The Promise of Dee Daniels at Cellarstream
Dee performed at Frankie’s with Tilden Webb on piano, Bill Coon on guitar, Miles Hill on bass, and Paul Clark on drums.
Dee Daniels performed at Frankie’s Jazz Club on Wednesday, May 5th with Tilden Webb on piano, Bill Coon on guitar, Miles Hill on bass, and Paul Clark on drums.
Dee is a jazz, blues, and gospel vocalist whose career spans nearly four decades. I had the pleasure of listening to her and the band through Cellarstream, an online series co-presented at Frankie’s by Cellar Music Group and the Italian Cultural Centre.
The occasion for this gig is Dee’s new album The Promise, which came out on Friday, May 7th.
Her setlist for this gig is a close match to the album’s track list and the entire set is album-calibre playing.
Getting into it
As a bassist myself, I start to take in the performance through Miles Hill’s crisp electric bass playing. It cuts through the livestream mix and keeps everything moving.
On the opening number “Choose Me”, the band sets the mood of gospel themes with post-bop instrumental energy, but the following song “One Moment In Time” brings gospel to the forefront. This ballad’s bluesy outro vamp on guitar shows how Bill Coon lifts up this ensemble. The guitar solo is a perfect fit.

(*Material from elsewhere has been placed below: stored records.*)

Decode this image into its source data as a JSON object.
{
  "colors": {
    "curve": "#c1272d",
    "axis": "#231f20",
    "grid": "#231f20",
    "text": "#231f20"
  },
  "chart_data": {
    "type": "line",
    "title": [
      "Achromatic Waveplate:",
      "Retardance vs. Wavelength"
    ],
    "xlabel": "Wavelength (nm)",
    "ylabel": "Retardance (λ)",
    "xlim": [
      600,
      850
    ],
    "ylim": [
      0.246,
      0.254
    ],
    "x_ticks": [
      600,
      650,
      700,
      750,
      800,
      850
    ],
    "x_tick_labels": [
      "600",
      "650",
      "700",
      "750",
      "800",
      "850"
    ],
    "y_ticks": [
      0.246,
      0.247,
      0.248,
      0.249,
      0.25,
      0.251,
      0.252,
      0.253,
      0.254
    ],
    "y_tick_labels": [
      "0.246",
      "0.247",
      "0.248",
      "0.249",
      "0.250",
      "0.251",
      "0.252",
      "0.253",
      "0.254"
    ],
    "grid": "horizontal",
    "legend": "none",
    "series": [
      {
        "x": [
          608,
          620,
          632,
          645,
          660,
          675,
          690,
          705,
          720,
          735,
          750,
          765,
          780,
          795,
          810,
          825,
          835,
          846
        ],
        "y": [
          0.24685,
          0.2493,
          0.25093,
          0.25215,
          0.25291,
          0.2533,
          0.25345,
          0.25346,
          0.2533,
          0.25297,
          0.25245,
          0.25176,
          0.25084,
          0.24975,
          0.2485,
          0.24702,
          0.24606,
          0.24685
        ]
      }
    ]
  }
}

Before getting into the album’s title track “The Promise”, Dee speaks on stage about writing the song:
“[It] came to me later in my meditation process. I had numerous thoughts about life […] I got some answers and did a lot of internal house-cleaning as it were, cleared out a lot of emotional baggage that I didn’t even realize I was carrying around. Every time I stopped, I voluntarily opened it up and pulled out all of those little pieces […] I grew up in church, so that’s why I talk like this. There was a promise that was made by God for all of us.”
“The Promise” starts with Tilden Webb’s piano in slow 6/8 time before building into a powerful bridge. Similarly, “Love Inside”—written by Dee and Barry Greenfield—opens with guitar and piano playing a warm melody together. “Love inside of me, shining ever brightly,” Dee sings to this melody. “Glory to God for the love inside of me.” Another bespoke guitar solo follows.
Hitting harder
Dee introduces her song “Dance With Me” as “an invitation to you tonight and always, to dance. Find the joy.” A minor key with a darker modern-jazz vamp, the song finds her across the vocal range. Paul Clark continues finding all the right spots on the drums. Tilden’s piano solo is rhythmic, and Miles even takes a bass solo flush with long runs of funky notes. The vamping outro from here is the moment from this set that most belongs on a large festival stage.
On “Love Is The Answer”, a soft intro leads into a heavy gospel groove. Multiple vamps frame the guitar, again playing the blues with some tremolo picking and string bending.
“I Want Jesus to Walk With Me” and Paul’s drumming swing in the way that the song “Moondance” tries to imitate. But because of the G-minor key and song form, I recall the tune “Ms. Garvey, Ms. Garvey” by the late Roy Hargrove’s big band, which my high school jazz enthusiast-friends and I used to play. The energy that Dee deploys on this number is inspiring and pure jazz, though it loses no gospel force. She hits harder in the best way.
Accordingly, Dee ends with “Let Freedom Ring (The Ballad of John Lewis)”—an epic arrangement sourced from words written by the late American politician Lewis.
Dee spoke at the performance about finding joy while coming out of cancer recovery. Seeing her perform, release an album, and look ahead to the promise of festivals this summer is inspiring and well worth the attention of Vancouver jazz fans and beyond.